ホジキンリンパ腫で病期分類の「早期」に分類される場合は、放射線療法が治療の中心となります。
特に、病変が全身に拡がっていないで限られた場所に留まっているような場合には、効果的な治療法といえます。従って、「早期」の場合には放射線療法単独、あるいは、化学療法(ABVD療法)を一定の回数(2~4コースなど)行った後に放射線を照射する方法が選択されます。
いっぽう「進行期」の場合は化学療法が治療の中心になりますが、治療後に病変が一部残っているような場合には、放射線療法を追加することがあります。
照射する放射線の量は?
ホジキンリンパ腫は、もともと放射線治療に対する反応性がよい腫瘍であり、また副作用の問題もあるので、照射量は必要以上に多くなりすぎないように設定されます。実際、大量の放射線照射を行っても治療成績は上がらないことが知られています。

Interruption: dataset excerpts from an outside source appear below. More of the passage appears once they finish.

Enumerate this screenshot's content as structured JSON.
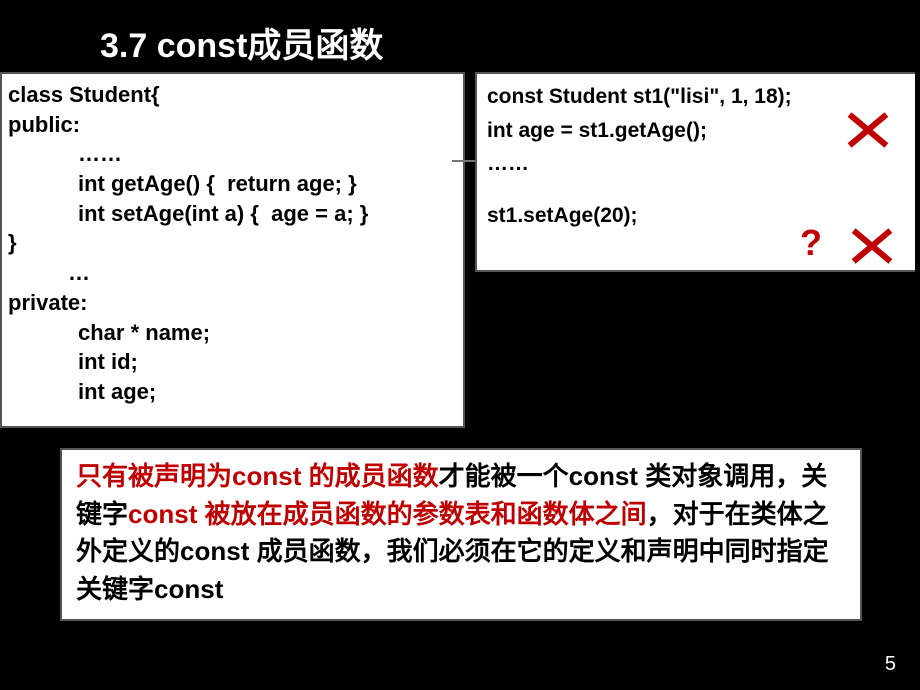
{
  "title": "3.7 const成员函数",
  "left_code": {
    "l1": "class Student{",
    "l2": "public:",
    "l3": "……",
    "l4": "int getAge() {  return age; }",
    "l5": "int setAge(int a) {  age = a; }",
    "l6_close": "}",
    "l7": "…",
    "l8": "private:",
    "l9": "char * name;",
    "l10": "int id;",
    "l11": "int age;"
  },
  "right_code": {
    "r1": "const Student st1(\"lisi\", 1, 18);",
    "r2": "int age = st1.getAge();",
    "r3": "……",
    "r4": "st1.setAge(20);"
  },
  "qmark": "?",
  "explain": {
    "t1": "只有被声明为",
    "t2": "const ",
    "t3": "的成员函数",
    "t4": "才能被一个",
    "t5": "const ",
    "t6": "类对象调用，关键字",
    "t7": "const ",
    "t8": "被放在成员函数的参数表和函数体之间",
    "t9": "，对于在类体之外定义的",
    "t10": "const ",
    "t11": "成员函数，我们必须在它的定义和声明中同时指定关键字",
    "t12": "const"
  },
  "page_number": "5"
}
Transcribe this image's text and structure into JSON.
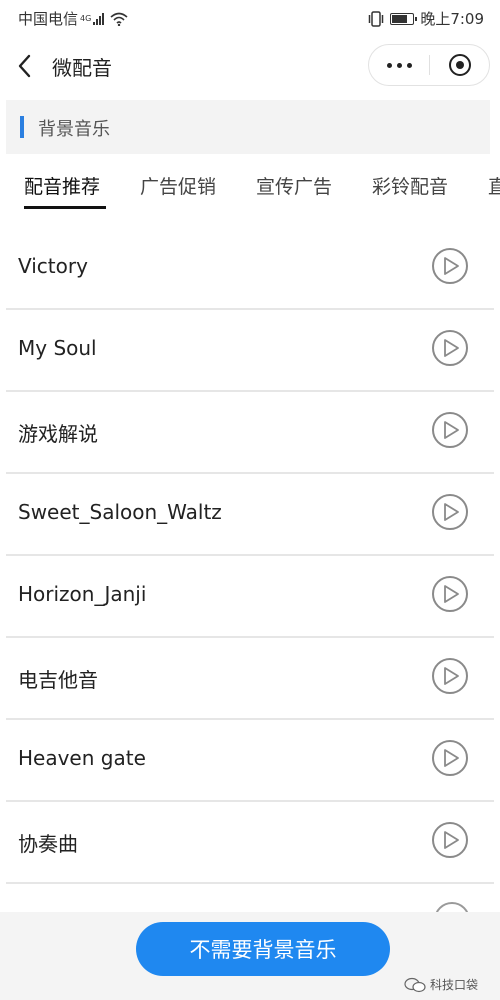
{
  "status_bar": {
    "carrier": "中国电信",
    "network": "4G",
    "time": "晚上7:09",
    "battery_level": 0.8
  },
  "nav": {
    "title": "微配音",
    "back_icon": "chevron-left-icon",
    "more_icon": "more-dots-icon",
    "close_icon": "target-icon"
  },
  "section": {
    "title": "背景音乐",
    "accent_color": "#2b7fe0"
  },
  "tabs": [
    {
      "label": "配音推荐",
      "active": true
    },
    {
      "label": "广告促销",
      "active": false
    },
    {
      "label": "宣传广告",
      "active": false
    },
    {
      "label": "彩铃配音",
      "active": false
    },
    {
      "label": "直",
      "active": false
    }
  ],
  "tracks": [
    {
      "name": "Victory"
    },
    {
      "name": "My Soul"
    },
    {
      "name": "游戏解说"
    },
    {
      "name": "Sweet_Saloon_Waltz"
    },
    {
      "name": "Horizon_Janji"
    },
    {
      "name": "电吉他音"
    },
    {
      "name": "Heaven gate"
    },
    {
      "name": "协奏曲"
    }
  ],
  "bottom": {
    "button_label": "不需要背景音乐",
    "button_color": "#1f88f0"
  },
  "watermark": {
    "text": "科技口袋"
  }
}
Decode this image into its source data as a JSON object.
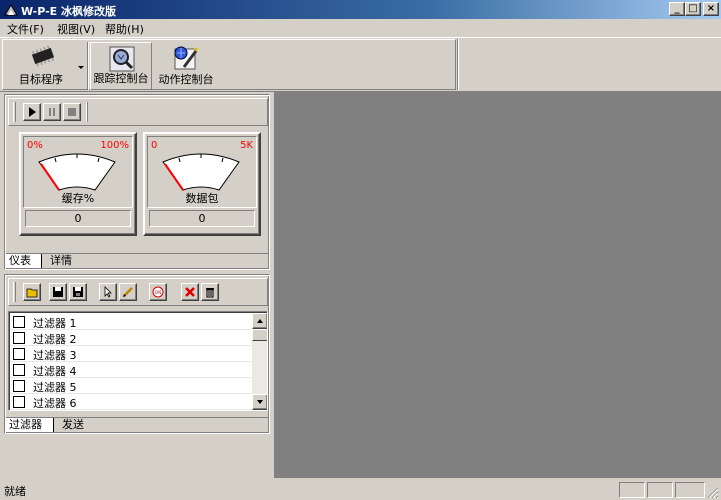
{
  "window": {
    "title": "W-P-E 冰枫修改版",
    "minimize": "_",
    "maximize": "□",
    "close": "×"
  },
  "menu": [
    "文件(F)",
    "视图(V)",
    "帮助(H)"
  ],
  "toolbar": {
    "target_label": "目标程序",
    "trace_label": "跟踪控制台",
    "action_label": "动作控制台"
  },
  "gauges": [
    {
      "name": "缓存%",
      "min": "0%",
      "max": "100%",
      "value": "0"
    },
    {
      "name": "数据包",
      "min": "0",
      "max": "5K",
      "value": "0"
    }
  ],
  "upper_tabs": [
    "仪表",
    "详情"
  ],
  "filters": [
    {
      "label": "过滤器 1"
    },
    {
      "label": "过滤器 2"
    },
    {
      "label": "过滤器 3"
    },
    {
      "label": "过滤器 4"
    },
    {
      "label": "过滤器 5"
    },
    {
      "label": "过滤器 6"
    }
  ],
  "lower_tabs": [
    "过滤器",
    "发送"
  ],
  "status": {
    "text": "就绪"
  },
  "colors": {
    "accent_red": "#ff0000",
    "title_blue": "#0a246a",
    "workspace": "#808080"
  }
}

放射線科の専門医によって、放射線をあてる場所、1回あたりの照射量および照射回数が決められますが、多くの場合、3~4週間程度の治療期間を必要とします。
放射線療法の副作用
放射線治療は、照射する場所によってさまざまな副作用が現れる可能性があります。頸部や顔などに照射した場合は、喉頭炎、咽頭炎の合併や、唾液が少なくなるなどの症状が現れることがあります。
腹部への照射では、胃の不快感、下痢などが生ずることがあります。その他、急性白血病やがん、心臓病を合併するリスクも上がりますが、これらは治療終了後5~20年以降に発症することが多いため、晩期障害と呼ばれています。
最近は、広範囲に放射線を照射することが少なくなっているので、晩期障害の危険性も以前よりは減っていると考えられています。